Actually, this cake has two cherries, because it's snowing. Of course it's snowing. I've spent most of the last seven winters in Seattle and I've yet to experience snow in the city, but it's a guarantee here. Deer Pines, Montana, where it snows seventy days of the year and the sun hardly shows it's face from the middle of November until the start of March. Here, we get seventy inches of snow each year and one year, we got almost half of that in a single day. Town came to a standstill, everybody snowed in. This snow, though, is pathetic. A flurry of fluffy flakes that probably won't stick yet, they'll just make me colder and wetter and angrier.

It's great. Perfect. Exactly what I need when the station is a mile out of town and the only other person who got off here is already driving away by the time I've grabbed my bags and made it to the parking lot. Most people are continuing on to Whitefish or West Glacier or taking the train all the way to Chicago. Deer Pines, an hour south of the Canadian border and an hour west of Glacier National Park, with a population two thousand eight hundred and forty, doesn't attract many visitors.

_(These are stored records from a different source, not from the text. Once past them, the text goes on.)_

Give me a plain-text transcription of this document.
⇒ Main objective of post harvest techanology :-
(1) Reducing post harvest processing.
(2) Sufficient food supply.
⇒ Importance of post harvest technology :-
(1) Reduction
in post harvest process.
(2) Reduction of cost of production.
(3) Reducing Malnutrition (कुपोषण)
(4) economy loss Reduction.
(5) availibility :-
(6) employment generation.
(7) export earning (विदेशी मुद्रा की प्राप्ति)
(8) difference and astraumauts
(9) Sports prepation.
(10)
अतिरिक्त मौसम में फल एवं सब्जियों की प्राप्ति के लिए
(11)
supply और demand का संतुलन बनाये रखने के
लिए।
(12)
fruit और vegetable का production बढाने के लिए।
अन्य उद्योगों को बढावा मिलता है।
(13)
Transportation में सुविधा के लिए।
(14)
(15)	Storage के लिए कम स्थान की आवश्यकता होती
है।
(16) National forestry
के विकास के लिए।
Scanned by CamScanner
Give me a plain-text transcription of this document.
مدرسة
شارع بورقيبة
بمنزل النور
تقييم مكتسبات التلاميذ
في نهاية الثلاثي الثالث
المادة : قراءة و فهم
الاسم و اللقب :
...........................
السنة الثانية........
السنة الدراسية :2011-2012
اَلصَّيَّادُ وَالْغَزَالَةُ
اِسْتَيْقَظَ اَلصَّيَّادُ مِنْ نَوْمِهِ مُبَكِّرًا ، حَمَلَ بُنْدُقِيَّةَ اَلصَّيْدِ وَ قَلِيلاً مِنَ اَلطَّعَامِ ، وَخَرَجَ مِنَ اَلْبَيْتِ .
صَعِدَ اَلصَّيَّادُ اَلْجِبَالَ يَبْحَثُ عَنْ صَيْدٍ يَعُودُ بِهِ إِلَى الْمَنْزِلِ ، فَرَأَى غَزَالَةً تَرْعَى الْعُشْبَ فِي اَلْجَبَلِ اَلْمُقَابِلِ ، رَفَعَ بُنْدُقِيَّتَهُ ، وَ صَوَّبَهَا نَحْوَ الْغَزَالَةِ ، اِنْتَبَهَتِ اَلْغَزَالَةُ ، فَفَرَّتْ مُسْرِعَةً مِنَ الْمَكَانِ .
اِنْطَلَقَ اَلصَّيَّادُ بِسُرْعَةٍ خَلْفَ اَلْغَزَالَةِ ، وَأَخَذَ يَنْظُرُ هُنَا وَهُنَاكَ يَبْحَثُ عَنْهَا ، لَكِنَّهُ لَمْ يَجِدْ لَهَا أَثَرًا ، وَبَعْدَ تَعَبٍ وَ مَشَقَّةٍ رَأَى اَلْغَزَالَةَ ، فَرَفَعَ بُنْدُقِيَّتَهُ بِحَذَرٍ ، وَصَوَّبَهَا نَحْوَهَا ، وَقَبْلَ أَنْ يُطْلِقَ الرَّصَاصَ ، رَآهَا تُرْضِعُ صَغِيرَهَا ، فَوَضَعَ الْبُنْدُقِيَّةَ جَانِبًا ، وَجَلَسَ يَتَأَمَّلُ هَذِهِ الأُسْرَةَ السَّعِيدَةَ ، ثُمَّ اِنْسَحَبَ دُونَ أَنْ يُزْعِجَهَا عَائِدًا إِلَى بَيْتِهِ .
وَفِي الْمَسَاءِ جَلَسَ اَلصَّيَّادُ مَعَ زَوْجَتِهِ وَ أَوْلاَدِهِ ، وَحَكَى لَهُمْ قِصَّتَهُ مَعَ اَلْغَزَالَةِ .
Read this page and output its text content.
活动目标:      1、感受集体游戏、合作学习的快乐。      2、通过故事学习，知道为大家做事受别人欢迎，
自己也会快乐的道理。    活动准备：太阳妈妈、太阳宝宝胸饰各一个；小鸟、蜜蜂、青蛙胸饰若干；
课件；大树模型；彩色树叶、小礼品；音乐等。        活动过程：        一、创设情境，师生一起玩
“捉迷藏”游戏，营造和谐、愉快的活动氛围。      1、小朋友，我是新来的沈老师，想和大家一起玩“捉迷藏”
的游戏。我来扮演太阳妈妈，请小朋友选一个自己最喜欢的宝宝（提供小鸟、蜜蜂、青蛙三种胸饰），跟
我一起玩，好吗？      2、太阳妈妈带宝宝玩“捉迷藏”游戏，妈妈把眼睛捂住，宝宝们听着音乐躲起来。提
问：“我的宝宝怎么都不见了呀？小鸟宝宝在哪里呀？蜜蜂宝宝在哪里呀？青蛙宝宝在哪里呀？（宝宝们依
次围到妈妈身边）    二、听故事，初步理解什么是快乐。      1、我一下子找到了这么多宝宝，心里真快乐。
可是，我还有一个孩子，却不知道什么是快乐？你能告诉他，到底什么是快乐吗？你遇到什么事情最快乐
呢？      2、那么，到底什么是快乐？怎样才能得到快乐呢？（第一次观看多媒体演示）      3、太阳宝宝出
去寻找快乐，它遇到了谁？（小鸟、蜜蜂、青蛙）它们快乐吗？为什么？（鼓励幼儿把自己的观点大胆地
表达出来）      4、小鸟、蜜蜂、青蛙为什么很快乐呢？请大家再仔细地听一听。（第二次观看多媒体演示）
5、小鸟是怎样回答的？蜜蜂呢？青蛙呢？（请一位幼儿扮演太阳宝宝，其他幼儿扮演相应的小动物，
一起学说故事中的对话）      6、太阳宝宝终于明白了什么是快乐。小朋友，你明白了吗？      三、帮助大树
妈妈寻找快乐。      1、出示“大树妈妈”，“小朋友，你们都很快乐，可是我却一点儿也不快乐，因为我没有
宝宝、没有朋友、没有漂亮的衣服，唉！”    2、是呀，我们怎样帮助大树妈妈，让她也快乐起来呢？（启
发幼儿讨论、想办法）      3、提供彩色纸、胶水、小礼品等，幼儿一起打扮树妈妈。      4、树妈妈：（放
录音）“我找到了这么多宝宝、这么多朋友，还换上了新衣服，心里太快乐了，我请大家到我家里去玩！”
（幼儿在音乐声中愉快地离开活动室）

I didn't think this through. When I took full advantage of the generous baggage allowance and crammed a hundred pounds of belongings into two suitcases as well as the backpack digging into my shoulders, I didn't anticipate having to drag them a mile in the snow, but there's no taxi rank and the help desk is closed and my cellphone is dead. Great.

My charging cable chose the moment I boarded the train to give up the ghost and I did my best to make my fifty-two percent battery last as long as possible, but it died a couple hours ago, not long after we left Libby. If the train had been on time, I'd have made it here before my phone ran out of juice, but it wouldn't have mattered because my mom would've been here.